Мы друг друга любим, что ж нам в том с тобою.
Любим и страдаем всякий час,
Боремся напрасно мы с своей судьбою,
Нет на свете радостей для нас.
 
   Вздрогнул Аргунов. Голос, как всегда, поражал, был неожиданно сильным, низким. Голос тягучий и сладкий, как мед. А певица уже ведет мелодию в другом регистре. Высокий, полный света голос волновал его.
 
Зрю ль тебя, не зрю ли, равну грусть имею,
Равное мучение терплю;
Уж казать и взором я тебе не смею,
Ах! и воздыханием, как люблю.
 
   Не будет его любить та прекрасная женщина никогда. Оглянулся Аргунов. Как любуется ею Шереметев! Сколько в его взгляде всякого – и желания, и гордости за нее тоже. Как, однако, смотрит на Пашеньку лучший друг графа Щербатов! А у Куракина на лице выражение околдованности. И сам он снова подпал под ее чары. Когда она в ударе, все женщины меркнут.
   Гости разошлись, а граф и графиня еще долго переживали выпавший на долю Параши успех. И впервые за последние годы была у них прекрасная беспечальная ночь любви – пылкая, молодая, освещенная надеждой на прочное долгое счастье.
 
   В следующий вечер граф отправился на семейный ужин к Павлу в Михайловский замок. Странное он вынес впечатление о новом жилище: сыро, мрачно, похоже скорее на военное укрепление, чем на царский дворец. А говорил Павел за ужином невесть что. Пугал старых друзей, Нелидову, Панина, предполагал заговоры против себя и пророчил себе скорую смерть. И тут же заявлял, что чувствует себя в полной безопасности в новом своем жилище.

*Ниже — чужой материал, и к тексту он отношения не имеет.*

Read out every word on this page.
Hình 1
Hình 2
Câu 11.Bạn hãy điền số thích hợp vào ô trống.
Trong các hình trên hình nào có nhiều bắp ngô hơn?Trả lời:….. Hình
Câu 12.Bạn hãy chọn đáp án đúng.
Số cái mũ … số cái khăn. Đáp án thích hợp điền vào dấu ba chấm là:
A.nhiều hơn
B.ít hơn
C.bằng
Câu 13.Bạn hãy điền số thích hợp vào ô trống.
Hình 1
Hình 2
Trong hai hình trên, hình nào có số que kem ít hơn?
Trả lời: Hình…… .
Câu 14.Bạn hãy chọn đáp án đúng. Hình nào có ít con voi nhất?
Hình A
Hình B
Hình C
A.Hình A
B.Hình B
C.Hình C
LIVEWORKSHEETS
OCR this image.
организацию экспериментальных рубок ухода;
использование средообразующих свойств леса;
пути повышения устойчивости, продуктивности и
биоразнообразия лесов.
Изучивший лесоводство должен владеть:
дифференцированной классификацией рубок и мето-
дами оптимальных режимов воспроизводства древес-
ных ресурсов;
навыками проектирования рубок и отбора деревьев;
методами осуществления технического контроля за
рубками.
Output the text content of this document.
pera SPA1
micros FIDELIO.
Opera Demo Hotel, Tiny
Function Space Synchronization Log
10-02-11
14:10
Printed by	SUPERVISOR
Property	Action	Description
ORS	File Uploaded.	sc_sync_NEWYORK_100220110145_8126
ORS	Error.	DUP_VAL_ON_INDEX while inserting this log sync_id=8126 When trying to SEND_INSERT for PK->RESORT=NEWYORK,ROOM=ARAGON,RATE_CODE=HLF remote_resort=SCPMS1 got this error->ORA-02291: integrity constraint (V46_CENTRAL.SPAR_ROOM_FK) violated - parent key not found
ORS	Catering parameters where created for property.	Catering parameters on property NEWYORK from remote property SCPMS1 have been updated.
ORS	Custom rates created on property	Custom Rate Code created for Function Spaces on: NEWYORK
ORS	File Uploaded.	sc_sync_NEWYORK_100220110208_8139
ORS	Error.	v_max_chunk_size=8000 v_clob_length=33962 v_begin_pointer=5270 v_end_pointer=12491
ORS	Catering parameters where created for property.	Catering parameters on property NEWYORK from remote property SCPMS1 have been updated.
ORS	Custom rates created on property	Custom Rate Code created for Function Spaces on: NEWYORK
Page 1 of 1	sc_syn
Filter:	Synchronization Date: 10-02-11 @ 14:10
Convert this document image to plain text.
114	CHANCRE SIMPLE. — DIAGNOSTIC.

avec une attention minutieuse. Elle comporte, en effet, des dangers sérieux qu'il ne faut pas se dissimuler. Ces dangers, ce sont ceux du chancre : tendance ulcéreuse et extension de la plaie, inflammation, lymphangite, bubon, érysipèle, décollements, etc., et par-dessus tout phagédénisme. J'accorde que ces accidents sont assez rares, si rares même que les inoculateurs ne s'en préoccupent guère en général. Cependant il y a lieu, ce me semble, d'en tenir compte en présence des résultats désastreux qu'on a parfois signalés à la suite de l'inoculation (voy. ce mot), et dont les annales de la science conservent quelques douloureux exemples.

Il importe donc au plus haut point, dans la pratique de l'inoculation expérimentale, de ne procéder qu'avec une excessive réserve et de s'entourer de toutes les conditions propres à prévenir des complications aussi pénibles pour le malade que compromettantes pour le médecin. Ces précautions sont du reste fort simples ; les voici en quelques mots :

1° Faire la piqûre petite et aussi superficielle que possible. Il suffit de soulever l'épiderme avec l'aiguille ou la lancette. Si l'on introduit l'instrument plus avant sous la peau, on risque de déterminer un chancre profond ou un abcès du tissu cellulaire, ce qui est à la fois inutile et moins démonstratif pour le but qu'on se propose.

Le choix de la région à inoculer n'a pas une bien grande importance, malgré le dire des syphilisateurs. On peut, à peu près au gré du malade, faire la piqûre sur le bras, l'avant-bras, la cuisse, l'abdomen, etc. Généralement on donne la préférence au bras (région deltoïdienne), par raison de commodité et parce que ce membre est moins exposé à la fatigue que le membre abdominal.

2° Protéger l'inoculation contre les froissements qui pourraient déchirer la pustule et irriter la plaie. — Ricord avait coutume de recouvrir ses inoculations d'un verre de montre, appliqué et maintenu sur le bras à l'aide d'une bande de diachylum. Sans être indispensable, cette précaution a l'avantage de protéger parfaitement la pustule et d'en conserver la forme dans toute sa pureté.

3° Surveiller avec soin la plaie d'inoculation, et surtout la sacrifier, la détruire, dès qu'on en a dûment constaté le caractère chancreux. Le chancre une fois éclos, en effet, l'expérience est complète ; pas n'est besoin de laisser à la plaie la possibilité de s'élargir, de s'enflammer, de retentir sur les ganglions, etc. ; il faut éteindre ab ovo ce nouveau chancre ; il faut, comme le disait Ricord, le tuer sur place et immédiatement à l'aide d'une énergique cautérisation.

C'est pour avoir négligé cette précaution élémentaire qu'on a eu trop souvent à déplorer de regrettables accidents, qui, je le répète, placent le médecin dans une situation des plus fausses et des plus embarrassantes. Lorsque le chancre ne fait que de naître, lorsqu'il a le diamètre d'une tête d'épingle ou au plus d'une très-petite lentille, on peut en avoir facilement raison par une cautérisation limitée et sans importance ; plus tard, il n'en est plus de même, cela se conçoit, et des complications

   Граф вернулся в тот вечер не поздно. Новый дворец императора и Фонтанный дом расположены рядом – даже не сел в карету Николай Петрович. Шел он по Петербургу, едва освещенному луной, и думал о судьбе несчастного своего царственного друга и о своей собственной.
   Только что перечитал он внимательно переписку своего деда Бориса Петровича Шереметева с Петром Великим. Батюшка издал ее в конце своей жизни, не изменив нигде ни орфографии, ни смысла посланий. И вот оказалось: не все гладко было между двумя великими государственными мужами. Даже письма позволяли судить об этом, а в жизни все складывалось наверняка еще более трудно. И все-таки... какое, однако, счастье, когда слава служения отечеству доступна человеку и это служение отвечает состоянию души его, когда монарх ему люб.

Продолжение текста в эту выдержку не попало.